For example, I got into Ruby via Rails, because Rails lets you quickly prototype simple web apps. So I could go from "I wish I had an app that does X" to actually building it, deploying it and sharing it with others. What would a similar "learning flow" look like in Haskell? (doesn't have to be web-based)
Put another way, when I come across a problem, how do I recognize it as the type of problem that is best solved using Haskell, vs. an imperative language?
I came from Python to Erlang / Scheme / Haskell and at this point I would answer your question,
> What kind of things can I build with Haskell?
With: Everything.
We use Haskell in production at Plum for our REST APIs, job schedulers, web applications, AWS service interfaces, a static site compiler, DB modeling, command line utilities, etc...
We also use it for two CLI utilities that are cross-compiled for the ARM9 on our IoT product.
I consider Haskell to be superior to any of the dynamically typed languages when writing production-level code, it's cleaner, safer, easier to maintain, easier to refactor, and much more fun IMHO.
[EDIT] I neglected the other part of your question, "What is the learning flow like?"
Definitely a bit rougher than Python or Ruby, I will not lie, but don't be discouraged. It simply means you need to do a bit more studying up-front first before you can tinker without being caught at every turn by the straight-jacket.

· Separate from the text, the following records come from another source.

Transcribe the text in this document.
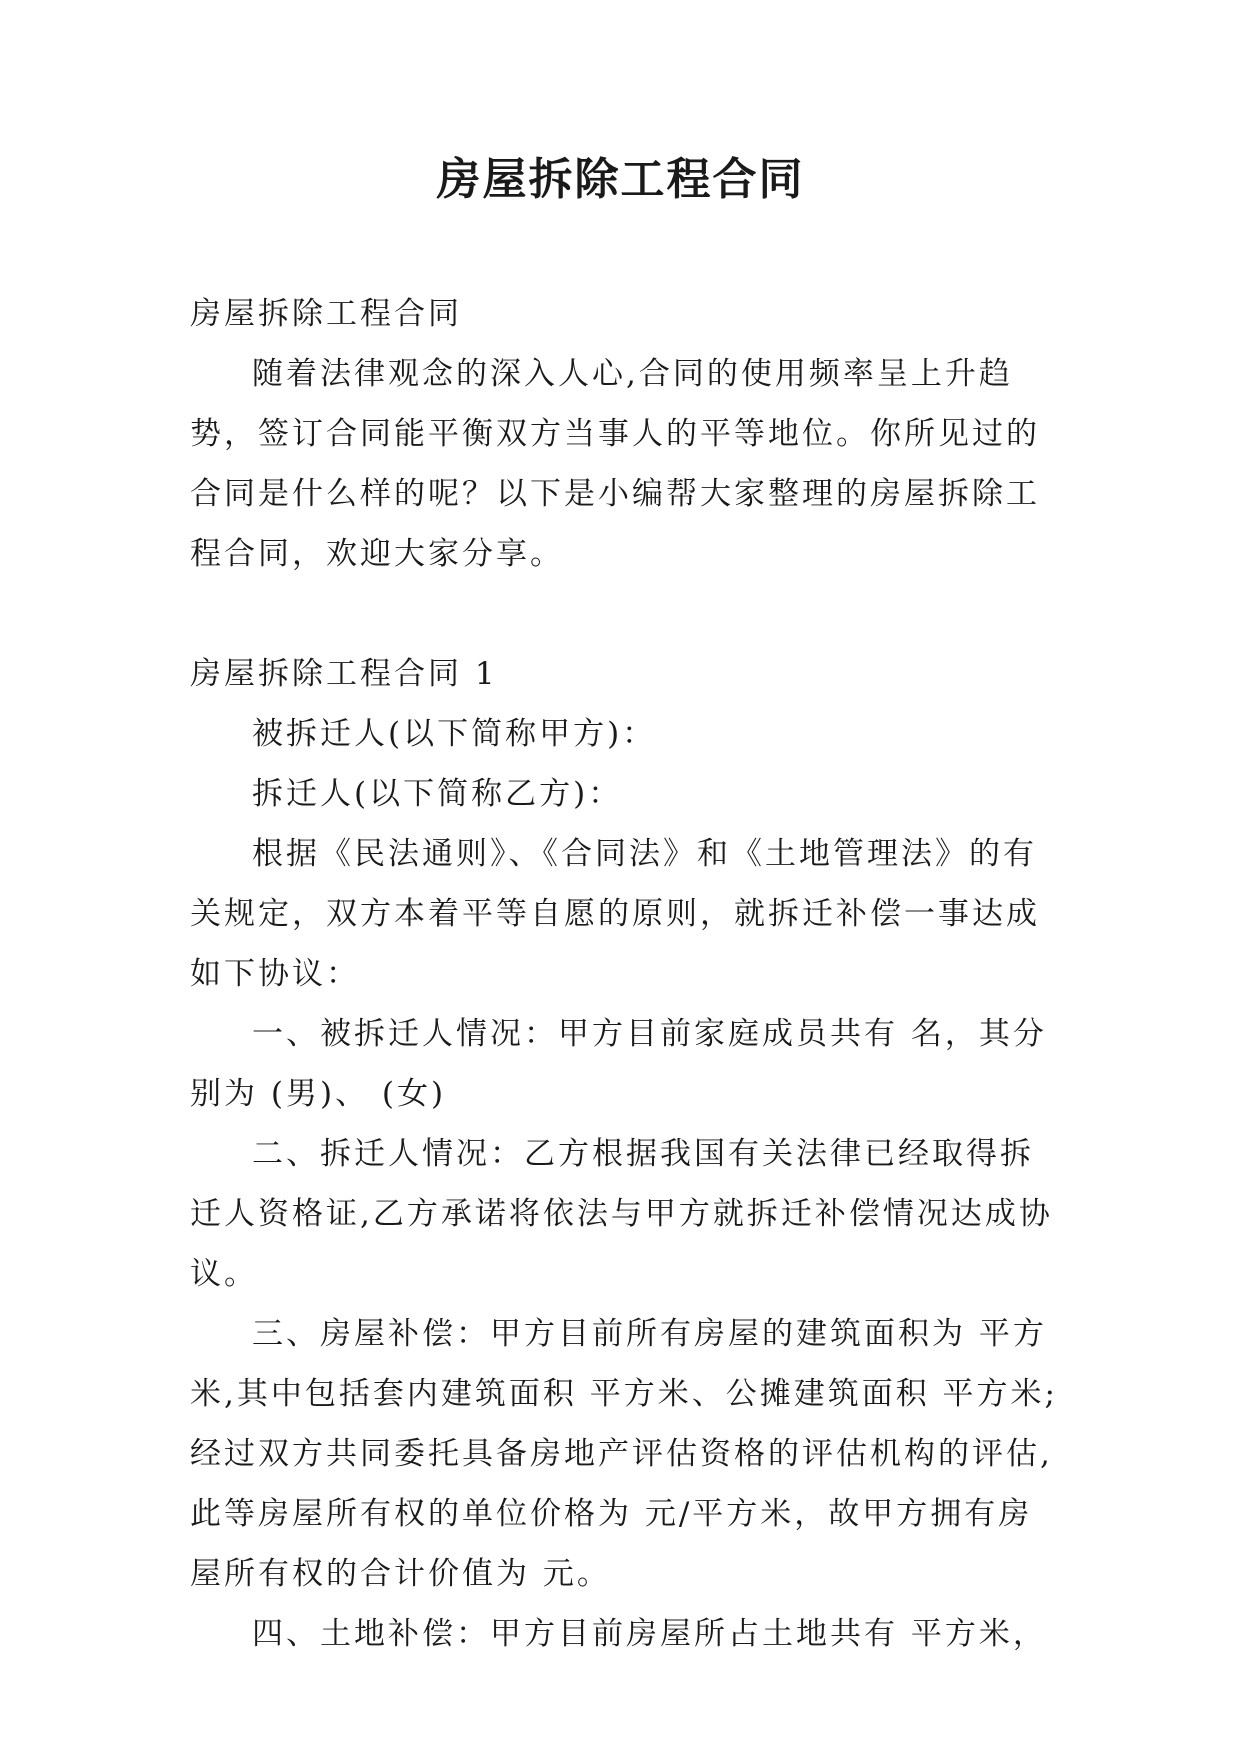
房屋拆除工程合同

房屋拆除工程合同

随着法律观念的深入人心,合同的使用频率呈上升趋势，签订合同能平衡双方当事人的平等地位。你所见过的合同是什么样的呢？以下是小编帮大家整理的房屋拆除工程合同，欢迎大家分享。

房屋拆除工程合同 1

被拆迁人(以下简称甲方)：

拆迁人(以下简称乙方)：

根据《民法通则》、《合同法》和《土地管理法》的有关规定，双方本着平等自愿的原则，就拆迁补偿一事达成如下协议：

一、被拆迁人情况：甲方目前家庭成员共有 名，其分别为 (男)、 (女)

二、拆迁人情况：乙方根据我国有关法律已经取得拆迁人资格证,乙方承诺将依法与甲方就拆迁补偿情况达成协议。

三、房屋补偿：甲方目前所有房屋的建筑面积为 平方米,其中包括套内建筑面积 平方米、公摊建筑面积 平方米;经过双方共同委托具备房地产评估资格的评估机构的评估,此等房屋所有权的单位价格为 元/平方米，故甲方拥有房屋所有权的合计价值为 元。

四、土地补偿：甲方目前房屋所占土地共有 平方米，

I would first go through Learn You a Haskell because it is pretty accessible and introduces the language basics well enough. Then study the type system. You must learn Haskell's type system and terminology before you can understand more advanced code.
This may be nitpicking but certain classes of programs cannot be realistically built with Haskell. Anytime you need to tightly control latency (soft realtime) won't really work since you have both a garbage collector and lazy evaluation. Memory constrained systems are pretty tough as well since you don't really get insight into allocation/deallocation, which also makes structuring your data into a particular memory layout tricky compared to C(++) for instance.
Not to say that Haskell isn't awesome. It should probably be used for more systems. It just can't be the "hammer" to make every problem into a nail.
That said, it's perfectly possible to write a DSL that handles scheduling, uses GHC's type machinery to track memory use and execution time, and have GHC generate a program that will generate C code that meets hard real-time guarantees. In fact, someone wrote it, it's available on hackage (https://hackage.haskell.org/package/atom) and my understanding is that it's used in production for control software in the auto industry.
It was slow at first, and there was a lot of "now what's this arrow doing here?", but I would go back to the books when I had questions and eventually things started making sense. That won't work for everyone, but maybe it will work for you too?
The folks in #haskell are generally pretty helpful, and delightfully easy to troll.
[2]: http://www.stephendiehl.com/llvm/ [1]: http://yannesposito.com/Scratch/en/blog/Haskell-the-Hard-Way...
There's a reasonable perspective that says the type of problem that's best solved in a language is a problem for which there's good library support. For that, I'd probably recommend scanning https://github.com/Gabriel439/post-rfc/blob/master/sotu.md
But in my experience, where Haskell really shines is sketching out operations on some type that I know I'm going to get wrong - substantially or subtly - my first many tries. When I go to fix it, the compiler helps me find everything I need to change in tandem, and feel ahead to find inconsistencies in my model before I get there in the code. One example of this kind of problem is compilers - where we parse into an AST, transform the AST, and then produce other things from the AST. As development goes on, the AST evolves, and you have a lot of help knowing what needs to change to match and what you can ignore. I've recently been doing this for SQL (though with the goal of analyzing the queries, not producing an executable).
https://pbrisbin.com/posts/developing_web_applications_with_...
You might want to try using stack instead of cabal though to ensure you avoid any dependency issues. I think cabal will work fine these days, but I have been using stack/stackage for some time so can't guarantee it.